C'est en privé, tout ça.
Dans le hall d'entrée.
Où passe, en sortant, le directeur général de Suez Environnement : « J'ai fait mon numéro habituel », lance Jean-Louis Chaussade à ses proches.
Car, en public, à la tribune, le « numéro habituel » se poursuit, et l’on applaudit les maîtres de ce monde…
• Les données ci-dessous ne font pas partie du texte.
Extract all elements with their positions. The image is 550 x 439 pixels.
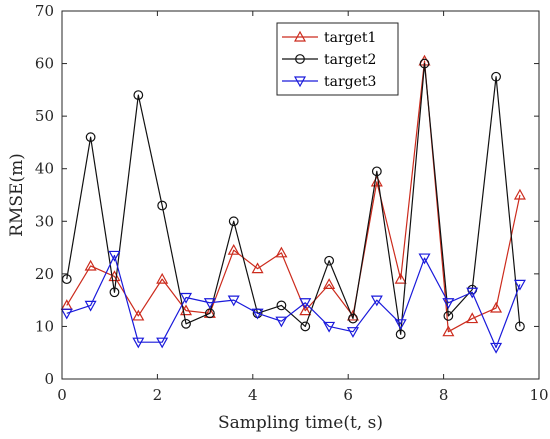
axis-ticks: 0 2 4 6 8 10 0 10 20 30 40 50 60 70 <box>35 2 549 404</box>
y-tick-label: 0 <box>44 370 54 388</box>
data-point-target1 <box>323 278 336 289</box>
data-point-target3 <box>227 295 240 307</box>
data-point-target1 <box>466 312 479 324</box>
data-point-target2 <box>157 200 168 211</box>
plot-frame <box>61 10 540 380</box>
data-point-target2 <box>443 311 454 321</box>
x-tick-label: 2 <box>153 386 163 404</box>
data-point-target3 <box>394 319 407 331</box>
data-point-target3 <box>84 300 97 312</box>
data-point-target3 <box>346 327 359 338</box>
x-axis-label: Sampling time(t, s) <box>218 413 383 433</box>
data-point-target1 <box>513 188 526 200</box>
x-tick-label: 10 <box>529 386 548 404</box>
data-point-target2 <box>85 132 96 143</box>
data-point-target3 <box>156 337 169 349</box>
series-target2 <box>61 58 525 340</box>
y-axis-label: RMSE(m) <box>7 153 27 237</box>
data-point-target1 <box>490 301 503 313</box>
legend-marker-target2 <box>295 54 305 64</box>
data-point-target3 <box>275 316 288 328</box>
legend-marker-target1 <box>293 30 307 42</box>
data-point-target3 <box>370 295 383 307</box>
data-point-target1 <box>156 272 169 284</box>
series-layer <box>60 54 526 354</box>
x-tick-label: 0 <box>57 386 67 404</box>
data-point-target3 <box>251 308 264 320</box>
data-point-target1 <box>394 272 407 284</box>
data-point-target2 <box>133 90 144 101</box>
data-point-target2 <box>491 71 501 82</box>
y-tick-label: 20 <box>35 265 54 283</box>
legend: target1 target2 target3 <box>276 22 399 96</box>
data-point-target3 <box>60 308 73 320</box>
y-tick-label: 10 <box>35 317 54 335</box>
data-point-target2 <box>181 318 191 329</box>
data-point-target3 <box>513 279 526 291</box>
data-point-target3 <box>418 253 431 265</box>
data-point-target1 <box>227 243 240 255</box>
legend-label-target1: target1 <box>324 30 376 46</box>
data-point-target1 <box>442 325 455 337</box>
data-point-target3 <box>466 287 479 299</box>
series-line-target3 <box>66 254 521 349</box>
legend-marker-shape <box>295 54 305 64</box>
data-point-target2 <box>228 216 239 227</box>
legend-label-target2: target2 <box>324 52 376 68</box>
legend-marker-shape <box>293 30 307 42</box>
data-point-target2 <box>300 321 311 332</box>
data-point-target2 <box>109 287 120 298</box>
data-point-target1 <box>275 246 288 258</box>
data-point-target1 <box>299 304 312 316</box>
data-point-target2 <box>276 300 287 311</box>
data-point-target2 <box>515 321 525 332</box>
y-tick-label: 60 <box>35 55 54 73</box>
data-point-target3 <box>490 342 503 354</box>
legend-label-target3: target3 <box>324 74 376 90</box>
x-tick-label: 6 <box>343 386 353 404</box>
data-point-target1 <box>132 309 145 321</box>
series-line-target1 <box>66 60 521 333</box>
data-point-target3 <box>323 321 336 333</box>
legend-marker-shape <box>293 76 307 88</box>
x-tick-label: 8 <box>439 386 449 404</box>
data-point-target3 <box>203 298 216 310</box>
data-point-target1 <box>84 259 97 271</box>
data-point-target2 <box>324 255 335 266</box>
series-target3 <box>60 250 526 354</box>
data-point-target3 <box>180 292 193 304</box>
y-tick-label: 30 <box>35 212 54 230</box>
data-point-target3 <box>299 298 312 310</box>
data-point-target3 <box>442 298 455 310</box>
y-tick-label: 50 <box>35 107 54 125</box>
data-point-target3 <box>132 337 145 349</box>
y-tick-label: 70 <box>35 2 54 20</box>
data-point-target1 <box>251 262 264 274</box>
data-point-target2 <box>419 58 430 69</box>
data-point-target2 <box>371 166 382 177</box>
series-line-target2 <box>66 62 521 335</box>
y-tick-label: 40 <box>35 160 54 178</box>
legend-marker-target3 <box>293 76 307 88</box>
data-point-target3 <box>108 250 121 262</box>
x-tick-label: 4 <box>248 386 258 404</box>
data-point-target1 <box>370 175 383 187</box>
data-point-target2 <box>348 313 358 324</box>
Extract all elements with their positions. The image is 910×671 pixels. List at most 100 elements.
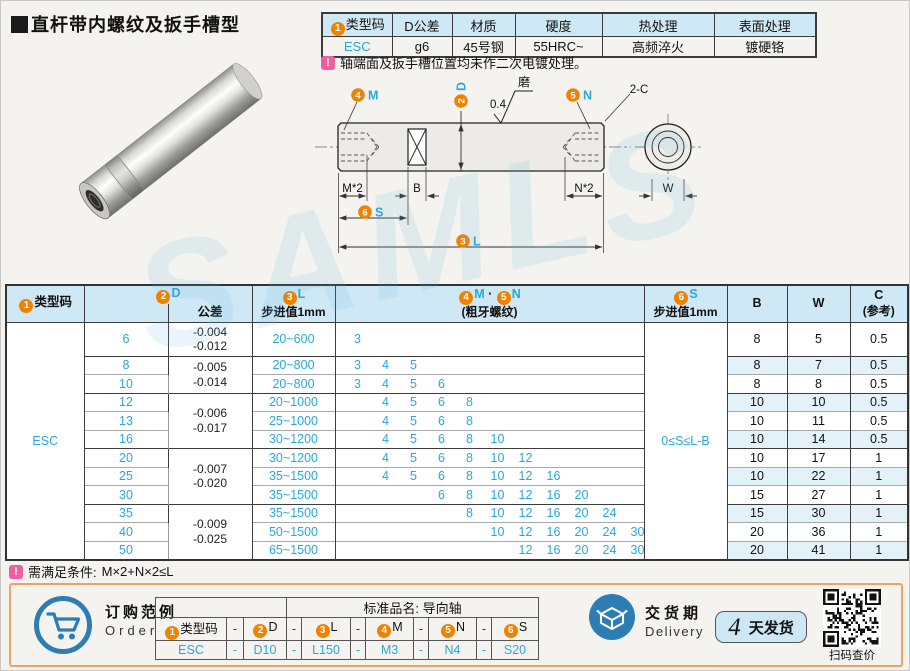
cell-l-range: 20~800 [251, 374, 336, 393]
cell-c: 0.5 [849, 392, 909, 412]
cell-w: 8 [786, 374, 851, 393]
spec-value-surface: 镀硬铬 [713, 36, 817, 58]
condition-formula: M×2+N×2≤L [101, 564, 174, 579]
mn-value: 16 [546, 487, 561, 502]
extension-lines [338, 155, 685, 253]
cell-c: 1 [849, 485, 909, 504]
cell-mn: 8 10 12 16 20 24 [334, 503, 645, 523]
callout-n: 5 N [566, 88, 592, 103]
grind-value-label: 0.4 [490, 99, 507, 111]
mn-value: 6 [438, 450, 445, 465]
cell-mn: 3 [334, 321, 645, 356]
mn-value: 12 [518, 543, 533, 557]
mn-value: 3 [354, 358, 361, 373]
cell-mn: 3 4 5 [334, 355, 645, 375]
cell-w: 41 [786, 540, 851, 560]
cell-d: 50 [83, 540, 169, 560]
table-row: 16 30~1200 4 5 6 8 10 10 14 0.5 [6, 429, 909, 449]
table-row: 20 -0.007 -0.020 30~1200 4 5 6 8 10 12 10 17 1 [6, 448, 909, 504]
mn-value: 4 [382, 469, 389, 484]
table-row: 8 -0.005 -0.014 20~800 3 4 5 8 7 0.5 [6, 355, 909, 393]
svg-text:L: L [473, 235, 481, 249]
order-header-spacer [155, 597, 287, 618]
badge-4-icon: 4 [459, 291, 474, 306]
cell-tolerance: -0.009 -0.025 [167, 503, 253, 560]
mn-value: 8 [466, 413, 473, 428]
plating-note: ! 轴端面及扳手槽位置均未作二次电镀处理。 [321, 53, 587, 72]
mn-value: 20 [574, 543, 589, 557]
order-separator: - [286, 617, 302, 641]
svg-text:N: N [583, 89, 592, 103]
order-product-name: 标准品名: 导向轴 [286, 597, 539, 618]
mn-value: 12 [518, 450, 533, 465]
cell-mn: 4 5 6 8 10 [334, 429, 645, 449]
cell-mn: 12 16 20 24 30 [334, 540, 645, 560]
plating-note-text: 轴端面及扳手槽位置均未作二次电镀处理。 [340, 56, 588, 71]
delivery-icon [589, 594, 635, 640]
spec-header-row: 1 类型码 D公差 材质 硬度 热处理 表面处理 [321, 12, 817, 37]
mn-value: 30 [630, 543, 645, 557]
svg-text:M: M [368, 89, 378, 103]
badge-1-icon: 1 [19, 298, 34, 313]
mn-value: 4 [382, 450, 389, 465]
cell-tolerance: -0.005 -0.014 [167, 355, 253, 393]
order-separator: - [350, 640, 366, 660]
spec-header-hardness: 硬度 [514, 12, 603, 37]
leader-n [576, 101, 591, 130]
header-d-value-spacer [83, 304, 169, 323]
header-typecode: 1 类型码 [5, 284, 85, 323]
cell-w: 10 [786, 392, 851, 412]
spec-header-material: 材质 [451, 12, 516, 37]
shaft-photo-cylinder [79, 63, 263, 220]
order-separator: - [226, 617, 244, 641]
leader-chamfer [604, 93, 631, 122]
spec-value-heat-treatment: 高频淬火 [601, 36, 715, 58]
mn-value: 6 [438, 487, 445, 502]
cell-c: 1 [849, 522, 909, 541]
warning-icon: ! [321, 55, 335, 70]
cell-w: 30 [786, 503, 851, 523]
cell-b: 20 [726, 522, 788, 541]
mn-value: 5 [410, 395, 417, 410]
qr-caption: 扫码查价 [829, 650, 875, 662]
page-title-text: 直杆带内螺纹及扳手槽型 [31, 15, 240, 35]
mn-value: 8 [466, 506, 473, 521]
cell-mn: 6 8 10 12 16 20 [334, 485, 645, 504]
mn-value: 20 [574, 524, 589, 539]
cell-w: 14 [786, 429, 851, 449]
dimension-lines [339, 111, 697, 250]
cell-d: 16 [83, 429, 169, 449]
cell-mn: 10 12 16 20 24 30 [334, 522, 645, 541]
badge-1-icon: 1 [330, 22, 345, 36]
cell-d: 12 [83, 392, 169, 412]
cell-type-code: ESC [5, 321, 85, 560]
delivery-label: 交货期 Delivery [645, 605, 704, 639]
order-separator: - [413, 640, 429, 660]
callout-m: 4 M [351, 88, 378, 103]
spec-value-typecode: ESC [321, 36, 393, 58]
cell-b: 20 [726, 540, 788, 560]
dim-n-label: N*2 [574, 183, 593, 195]
mn-value: 3 [354, 376, 361, 391]
table-header-row-2: 公差 [6, 303, 908, 323]
cell-l-range: 50~1500 [251, 522, 336, 541]
cell-l-range: 30~1200 [251, 448, 336, 467]
cell-b: 10 [726, 466, 788, 486]
order-separator: - [350, 617, 366, 641]
cell-c: 1 [849, 448, 909, 467]
svg-text:S: S [375, 206, 383, 220]
cell-w: 36 [786, 522, 851, 541]
surface-finish-symbol [493, 90, 533, 124]
mn-value: 10 [490, 450, 505, 465]
mn-value: 6 [438, 432, 445, 447]
svg-text:2: 2 [456, 98, 467, 103]
mn-value: 4 [382, 413, 389, 428]
cell-b: 8 [726, 374, 788, 393]
badge-3-icon: 3 [282, 291, 297, 306]
svg-text:D: D [455, 82, 469, 91]
left-thread [341, 132, 380, 162]
badge-2-icon: 2 [156, 290, 171, 304]
table-row: 13 25~1000 4 5 6 8 10 11 0.5 [6, 411, 909, 430]
header-b: B [726, 284, 788, 323]
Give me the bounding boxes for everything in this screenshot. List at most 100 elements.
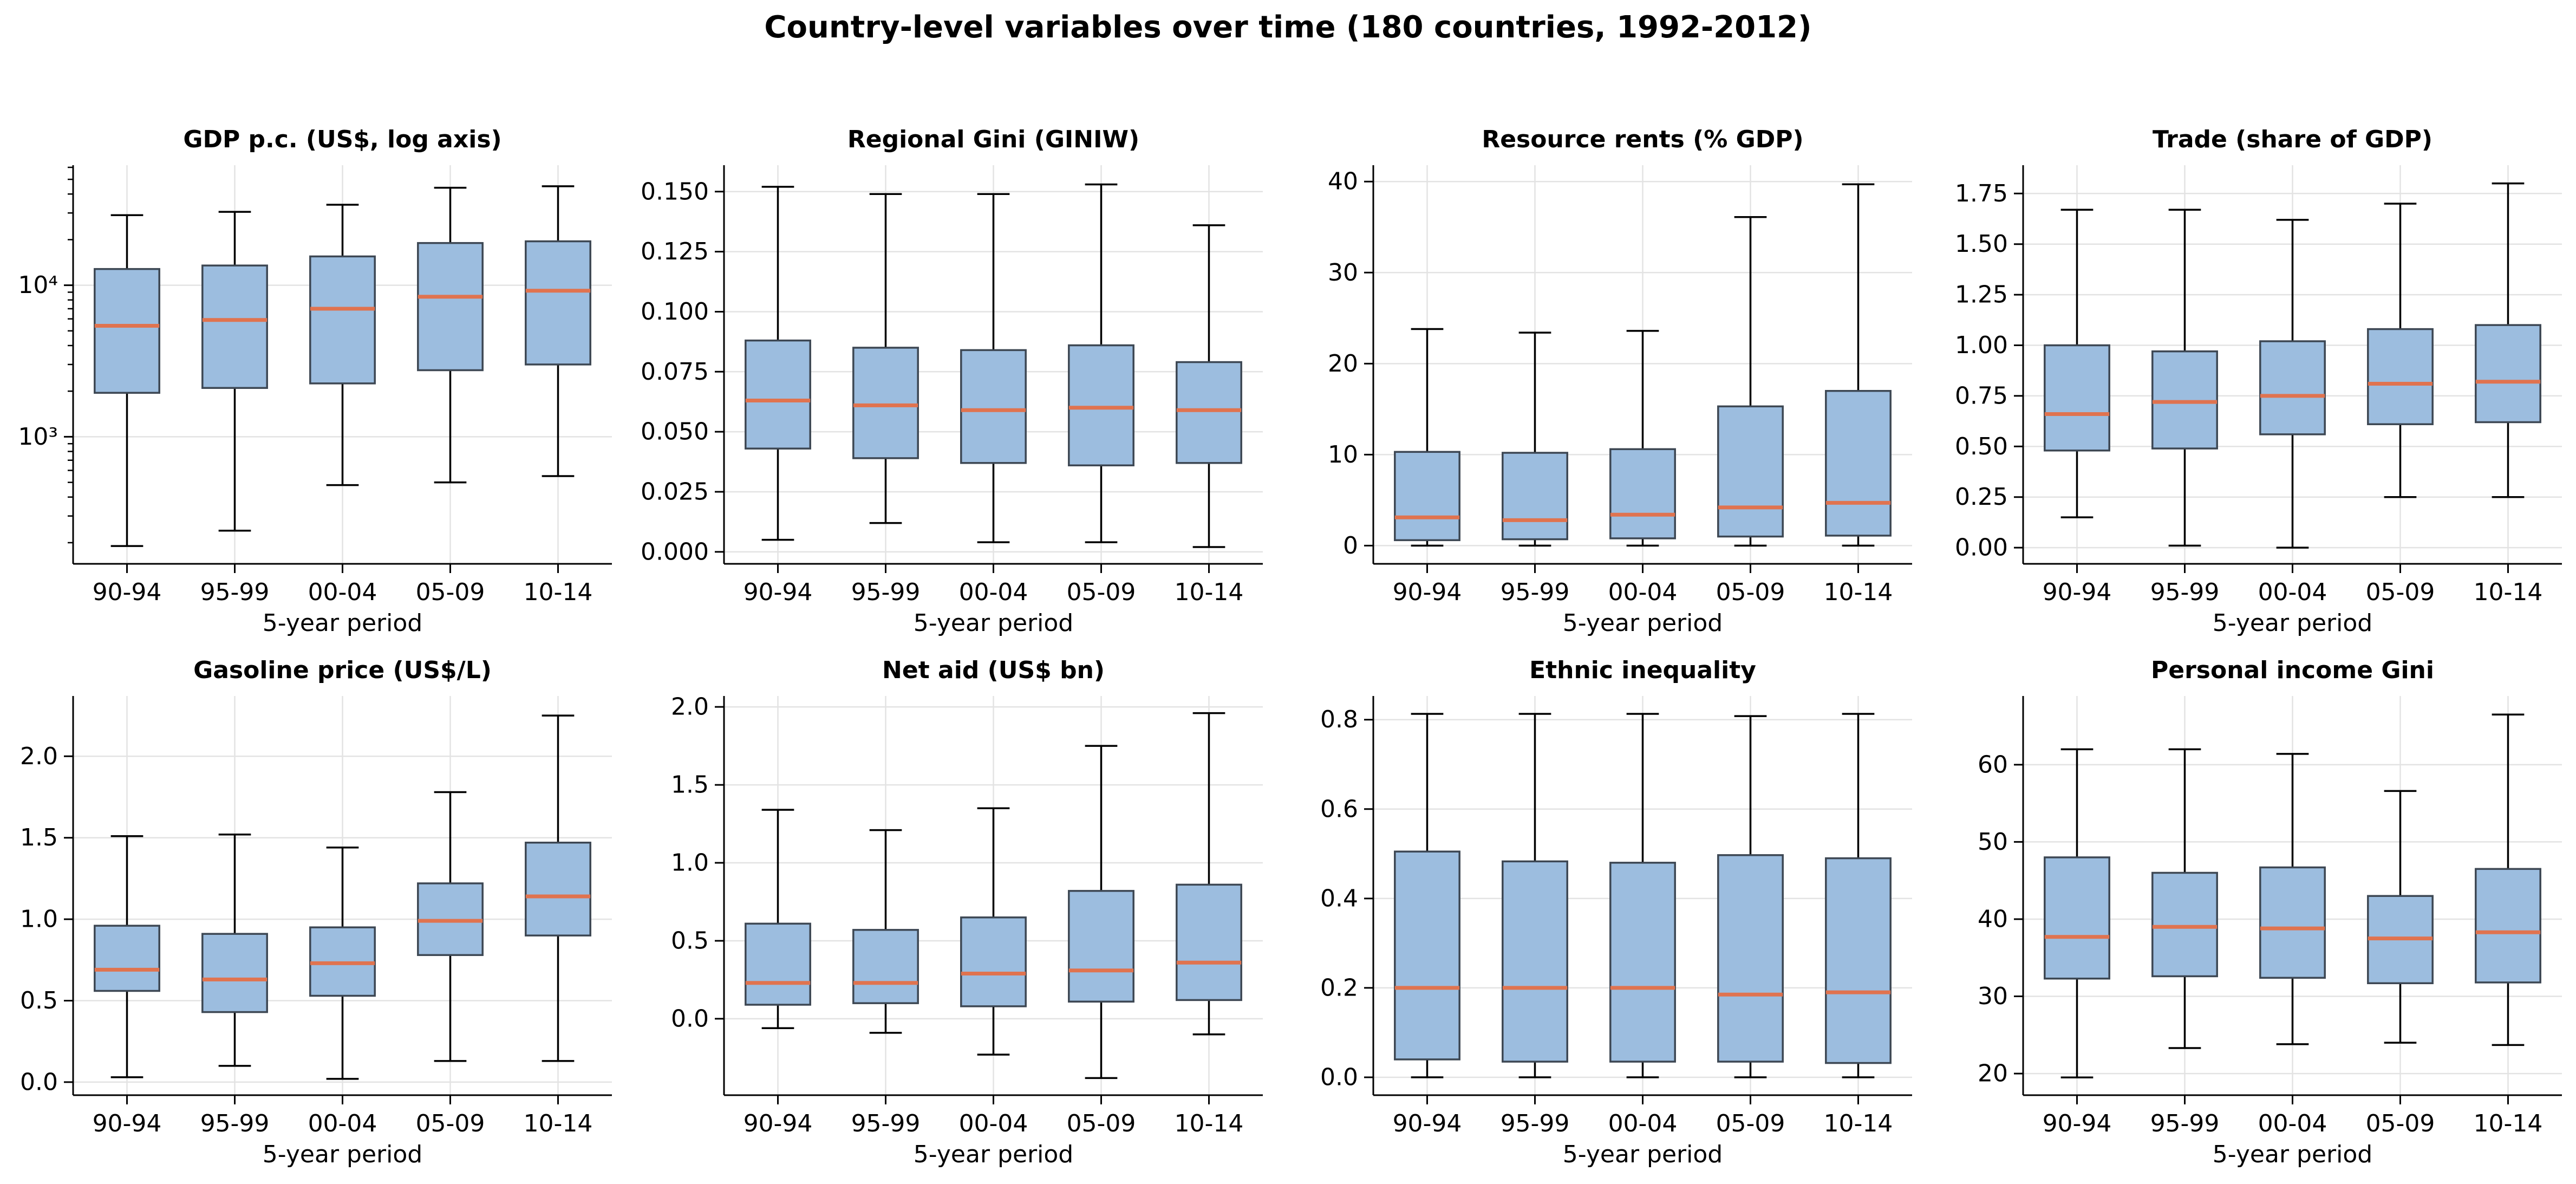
subplot-title: Regional Gini (GINIW) [847, 126, 1139, 153]
y-tick-label: 1.0 [671, 849, 709, 877]
box-00-04 [1609, 713, 1676, 1078]
box-iqr [2367, 328, 2434, 425]
subplot-title: Resource rents (% GDP) [1482, 126, 1803, 153]
box-iqr [1609, 862, 1676, 1063]
y-tick-label: 0.5 [671, 927, 709, 954]
box-iqr [525, 841, 591, 936]
box-iqr [1825, 389, 1892, 537]
x-tick-label: 10-14 [1175, 1110, 1244, 1137]
y-tick-label: 40 [1328, 168, 1358, 196]
box-95-99 [852, 829, 919, 1034]
box-10-14 [2475, 713, 2541, 1046]
y-tick-label: 0.8 [1320, 706, 1358, 733]
box-10-14 [1825, 713, 1892, 1078]
y-tick-label: 1.0 [20, 906, 58, 933]
box-iqr [2151, 350, 2218, 450]
figure-title: Country-level variables over time (180 c… [764, 10, 1812, 45]
y-tick-label: 0.025 [641, 478, 709, 505]
box-00-04 [960, 807, 1027, 1056]
box-05-09 [417, 791, 484, 1062]
subplot-2: 0.000 0.025 0.050 0.075 0.100 0.125 0.150 90-94… [641, 126, 1263, 637]
x-tick-label: 05-09 [1716, 578, 1785, 606]
box-iqr [745, 922, 811, 1006]
y-tick-label: 0.25 [1955, 483, 2008, 511]
box-05-09 [1717, 715, 1784, 1078]
box-00-04 [2259, 753, 2326, 1045]
x-tick-label: 10-14 [1175, 578, 1244, 606]
subplot-8: 20 30 40 50 60 90-94 95-99 00-04 05-09 10-14 Perso… [1978, 656, 2562, 1168]
box-10-14 [1176, 224, 1242, 548]
y-tick-label: 50 [1978, 828, 2008, 856]
box-00-04 [960, 193, 1027, 543]
box-90-94 [1394, 713, 1460, 1078]
x-tick-label: 00-04 [959, 578, 1028, 606]
box-90-94 [1394, 328, 1460, 547]
box-95-99 [1502, 331, 1568, 547]
x-tick-label: 05-09 [1067, 578, 1136, 606]
x-tick-label: 10-14 [524, 1110, 593, 1137]
x-tick-label: 90-94 [2043, 578, 2112, 606]
y-tick-label: 30 [1978, 983, 2008, 1010]
x-tick-label: 05-09 [1067, 1110, 1136, 1137]
y-tick-label: 10⁴ [18, 271, 58, 299]
box-iqr [960, 349, 1027, 464]
box-iqr [94, 268, 160, 394]
y-tick-label: 20 [1978, 1060, 2008, 1088]
box-iqr [2259, 866, 2326, 979]
x-tick-label: 90-94 [93, 1110, 162, 1137]
box-iqr [745, 339, 811, 450]
box-iqr [94, 925, 160, 992]
y-tick-label: 0.075 [641, 358, 709, 386]
box-iqr [201, 933, 268, 1013]
y-tick-label: 60 [1978, 751, 2008, 778]
box-iqr [1394, 451, 1460, 542]
box-iqr [201, 264, 268, 389]
x-tick-label: 05-09 [416, 1110, 485, 1137]
x-tick-label: 10-14 [524, 578, 593, 606]
y-tick-label: 0 [1343, 532, 1358, 560]
y-tick-label: 10³ [18, 423, 58, 451]
x-tick-label: 00-04 [308, 578, 377, 606]
y-tick-label: 0.5 [20, 987, 58, 1014]
x-tick-label: 90-94 [1393, 578, 1462, 606]
x-tick-label: 00-04 [308, 1110, 377, 1137]
box-10-14 [525, 185, 591, 477]
box-95-99 [1502, 713, 1568, 1078]
y-tick-label: 0.2 [1320, 974, 1358, 1001]
box-95-99 [2151, 748, 2218, 1049]
box-05-09 [417, 186, 484, 484]
y-tick-label: 1.75 [1955, 180, 2008, 207]
subplot-title: Gasoline price (US$/L) [193, 656, 492, 684]
x-tick-label: 05-09 [416, 578, 485, 606]
x-tick-label: 95-99 [200, 1110, 270, 1137]
box-iqr [960, 916, 1027, 1007]
box-05-09 [1068, 745, 1134, 1079]
x-tick-label: 95-99 [200, 578, 270, 606]
box-iqr [1717, 405, 1784, 538]
box-iqr [1502, 452, 1568, 541]
x-tick-label: 00-04 [2258, 578, 2327, 606]
x-tick-label: 95-99 [851, 578, 921, 606]
x-tick-label: 95-99 [1501, 1110, 1570, 1137]
x-axis-label: 5-year period [263, 1141, 422, 1168]
x-axis-label: 5-year period [1563, 1141, 1723, 1168]
box-95-99 [852, 193, 919, 524]
subplot-3: 0 10 20 30 40 90-94 95-99 00-04 05-09 10-14 Resour… [1328, 126, 1912, 637]
box-iqr [1502, 860, 1568, 1063]
x-tick-label: 00-04 [1608, 578, 1678, 606]
box-iqr [852, 929, 919, 1004]
y-tick-label: 2.0 [20, 743, 58, 770]
box-iqr [525, 240, 591, 366]
y-tick-label: 0.125 [641, 238, 709, 265]
y-tick-label: 1.50 [1955, 230, 2008, 258]
y-tick-label: 0.050 [641, 418, 709, 446]
box-iqr [1825, 857, 1892, 1064]
subplot-title: GDP p.c. (US$, log axis) [183, 126, 501, 153]
subplot-title: Ethnic inequality [1529, 656, 1756, 684]
x-tick-label: 95-99 [2150, 578, 2220, 606]
box-90-94 [745, 809, 811, 1029]
y-tick-label: 0.75 [1955, 382, 2008, 409]
box-iqr [1176, 883, 1242, 1001]
y-tick-label: 0.000 [641, 538, 709, 565]
y-tick-label: 0.00 [1955, 534, 2008, 562]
« Un atout concurrentiel pour le business » :
Bas les masques


« On vous demandera de poser des questions très brèves… »
Fakir lève le bras.
Grâce à sa barbe rasée, à sa tunique repassée, à ses chaussures cirés, il est choisi dans la maigre assemblée :
« Ma question s'adresse à Monsieur Haas, directeur de British Petroleum France. J'ai vu que vous participiez à ce forum sur le développement durable, alors je suis allé voir sur Internet. J'ai vu que aux Etats-Unis, on avait délivré à BP une autorisation de rejeter un kilo de mercure dans les lacs du Grand Nord, ce qui est 25 fois supérieur aux normes fédérales américaines. J'ai vu qu'il y avait par ailleurs en Alaska plus d'un million de litres de pétroles qui s'étaient répandus suite à des problèmes de corrosion des oléoducs. Une enquête du Congrès américain démontrait que c'était par souci d'économies que British Petroleum s'était abstenu, pendant longtemps, de renouveler ses oléoducs, et le rapport concluait que ça fonctionnait puisqu'en dix ans British Petroleum avait fait 114 milliards de $ de bénéfices. Donc, ma question c'est : comment on concilie maximisation du profit et développement durable ? »
Un silence, évidemment.
Et puis sa réponse :
« On peut concilier tout ça, on peut concilier faire du profit et faire du développement durable. Parce que si on entend ce que vous dites, on essaie de faire des économies en Alaska et du coup on a eu des fuites, on essaie de rejeter plus de mercure que la loi ne nous y autorise dans un lac, et en fait, qu'est-ce que vous fichez sur ce forum qui est un forum de développement durable ? »
J'acquiesce.
Ça résume assez bien mon point de vue.
« Honnêtement, humainement, en tant que directeur de ma société, je ne sens pas d'incompatibilité entre le fait d'avoir fait ce que vous dites et d'être ici aujourd'hui. Mais c'est une vraie question. De même qu'on s'est posés la question quand il y avait l'apartheid en Afrique du Sud de rester ou de partir, et on a choisi de rester à un moment où toutes les autres compagnies partaient. Parce qu'on s'est dit, mieux vaut rester à l'intérieur pour faire changer le système. » C'est connu, s'ils sont restés en Afrique du Sud, c'est juste « pour faire changer le système ». Et avec bien plus d'efficacité que Nelson Mandela, qui n’avait pas de pétrole : seulement des idées.
« Eh bien, c'est un petit peu la même chose ici : on veut faire changer le système de l’intérieur. C'est une non-réponse à une bonne question… »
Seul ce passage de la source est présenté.